I know the parent-child dynamics get more complex as years pass and kids become teenagers and sense the nearness of adulthood. I was very much that teenager… the one who was completely confident in my ability to know pretty much everything about everything… the one convinced my parents didn’t know as much as they thought they knew about my circumstances. How many parents have felt this from their kids? I guess my plea is: don’t buy it! Kids need guidance from their parents, whether they’re six or sixteen. I don’t think King Lemuel’s mother was pleading with him to consider the extensive depths of virtuous character in choosing a wife when her son was four. Certainly, instruction begins in the earliest years, when seeds of Christlike character are sown and virtue is modeled and prized. But as they get older, they need, in many ways, more – not less – from us.
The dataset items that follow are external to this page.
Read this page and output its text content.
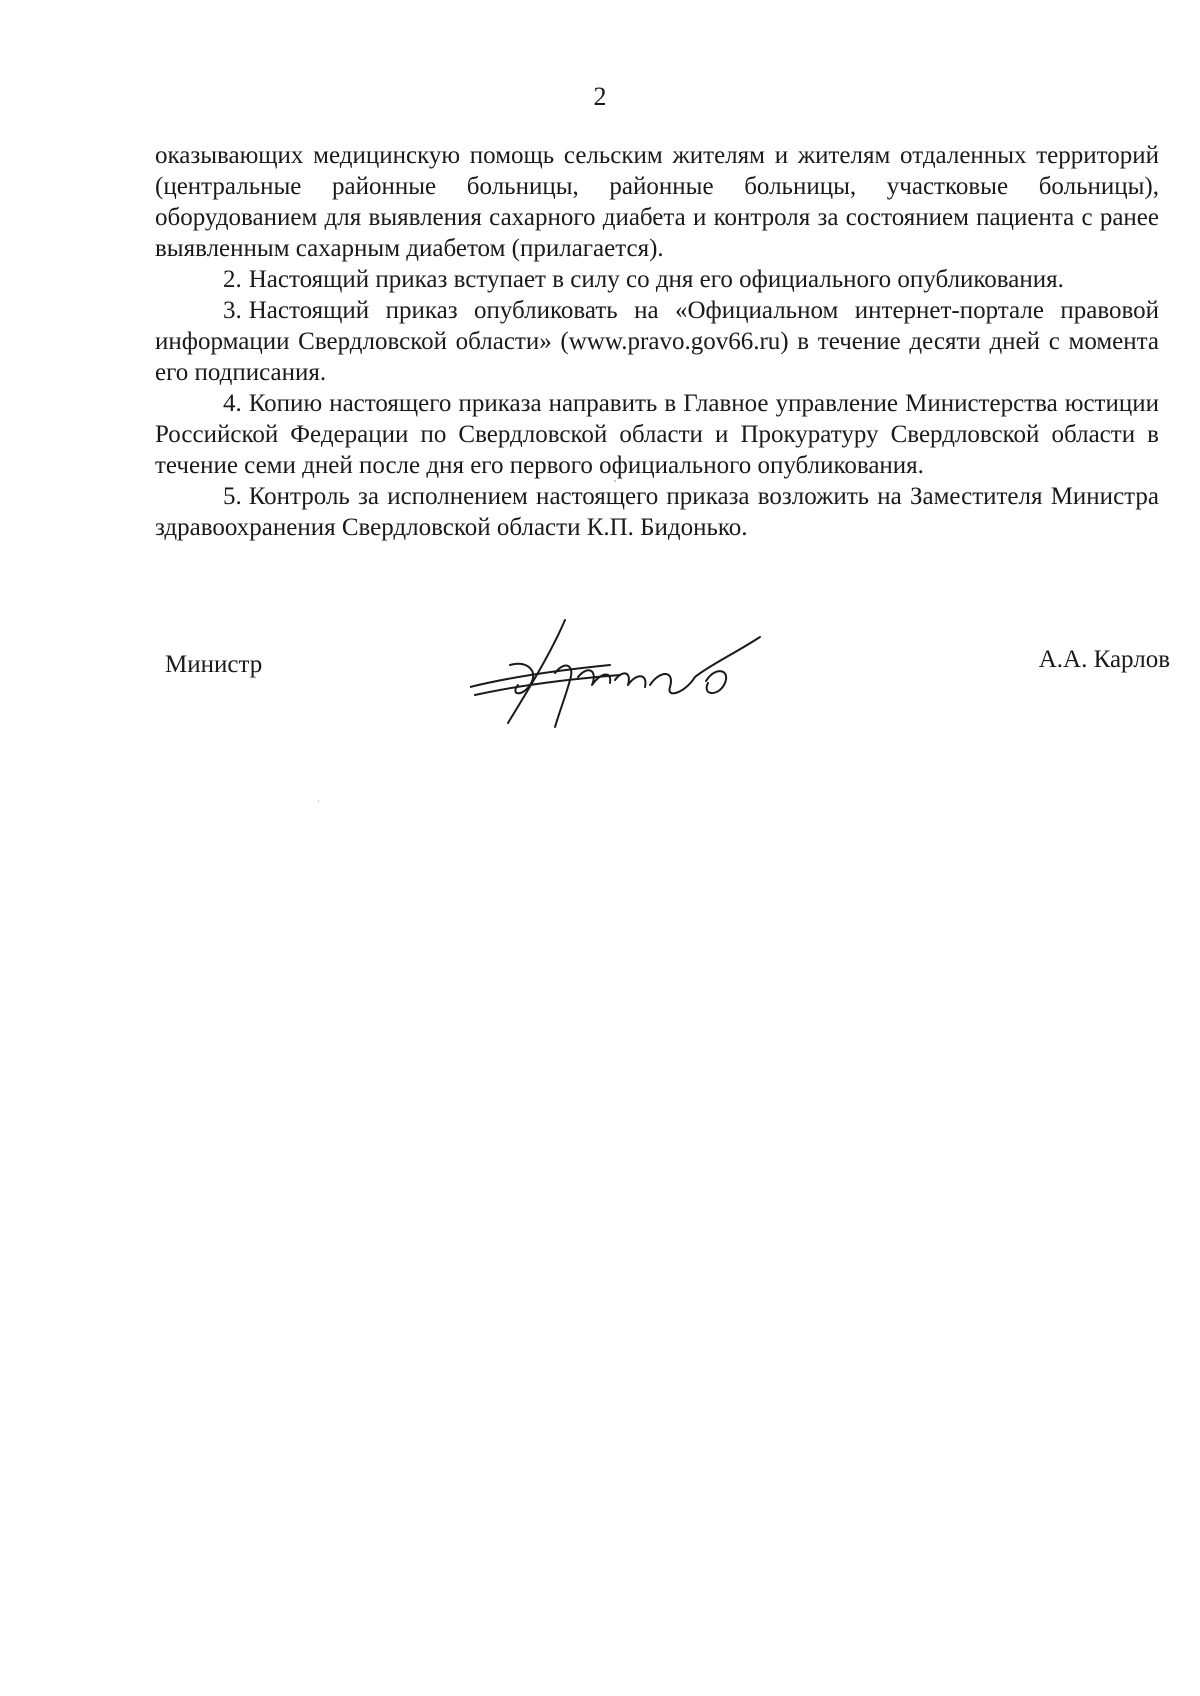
2

оказывающих медицинскую помощь сельским жителям и жителям отдаленных территорий (центральные районные больницы, районные больницы, участковые больницы), оборудованием для выявления сахарного диабета и контроля за состоянием пациента с ранее выявленным сахарным диабетом (прилагается).

2. Настоящий приказ вступает в силу со дня его официального опубликования.

3. Настоящий приказ опубликовать на «Официальном интернет-портале правовой информации Свердловской области» (www.pravo.gov66.ru) в течение десяти дней с момента его подписания.

4. Копию настоящего приказа направить в Главное управление Министерства юстиции Российской Федерации по Свердловской области и Прокуратуру Свердловской области в течение семи дней после дня его первого официального опубликования.

5. Контроль за исполнением настоящего приказа возложить на Заместителя Министра здравоохранения Свердловской области К.П. Бидонько.

Министр	А.А. Карлов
I am surprised sometimes to hear parents talk, for example, about how thrilled they are that their son found a Christian girl to date… as if this were the pinnacle of all they could hope for. It is only the beginning of what to hope for. Are we, with every year, taking our kids deeper into the richness of life with Christ? Are we continually unfolding a Biblical vision for His purposes in their lives that reveals to them the magnificent scope of His mission and calls them to a far greater passion than what the culture is offering them? We not only have the right to do this as their parents… we have the responsibility.
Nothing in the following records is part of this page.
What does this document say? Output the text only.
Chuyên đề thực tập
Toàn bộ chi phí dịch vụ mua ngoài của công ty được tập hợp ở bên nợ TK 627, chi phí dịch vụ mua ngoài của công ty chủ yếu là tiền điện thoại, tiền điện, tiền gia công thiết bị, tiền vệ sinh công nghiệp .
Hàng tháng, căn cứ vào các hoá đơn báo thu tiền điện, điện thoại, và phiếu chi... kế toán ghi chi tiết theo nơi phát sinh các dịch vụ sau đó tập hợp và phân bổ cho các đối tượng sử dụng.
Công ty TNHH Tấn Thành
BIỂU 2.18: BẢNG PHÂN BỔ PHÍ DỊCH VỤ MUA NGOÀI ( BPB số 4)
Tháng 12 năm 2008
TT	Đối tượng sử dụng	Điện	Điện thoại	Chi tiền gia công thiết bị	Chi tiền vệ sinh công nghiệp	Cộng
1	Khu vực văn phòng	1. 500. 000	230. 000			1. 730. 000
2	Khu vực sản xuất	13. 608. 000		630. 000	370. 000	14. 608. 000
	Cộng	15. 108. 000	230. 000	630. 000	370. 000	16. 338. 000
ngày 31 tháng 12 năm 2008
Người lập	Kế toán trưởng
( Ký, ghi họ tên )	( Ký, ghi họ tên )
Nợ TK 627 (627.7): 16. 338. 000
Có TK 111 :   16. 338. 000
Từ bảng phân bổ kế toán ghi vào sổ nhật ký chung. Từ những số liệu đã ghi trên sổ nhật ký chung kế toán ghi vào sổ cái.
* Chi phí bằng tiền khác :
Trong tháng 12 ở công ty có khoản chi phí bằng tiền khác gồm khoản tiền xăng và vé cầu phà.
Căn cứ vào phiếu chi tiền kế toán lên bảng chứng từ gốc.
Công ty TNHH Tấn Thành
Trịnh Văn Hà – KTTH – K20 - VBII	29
Spend some time with the Lord, asking Him to show you how you can pursue connecting with your children in a way that draws them to the life Christ desires. Ask Him to show you specific ways that you can guide them to make wise choices in their daily lives. Consider a Bible study through the Proverbs with your kids. Don’t be fooled into thinking you are anything less than one of God’s greatest instruments in their lives- not “even” if they are a teenager. Especially if they are a teenager.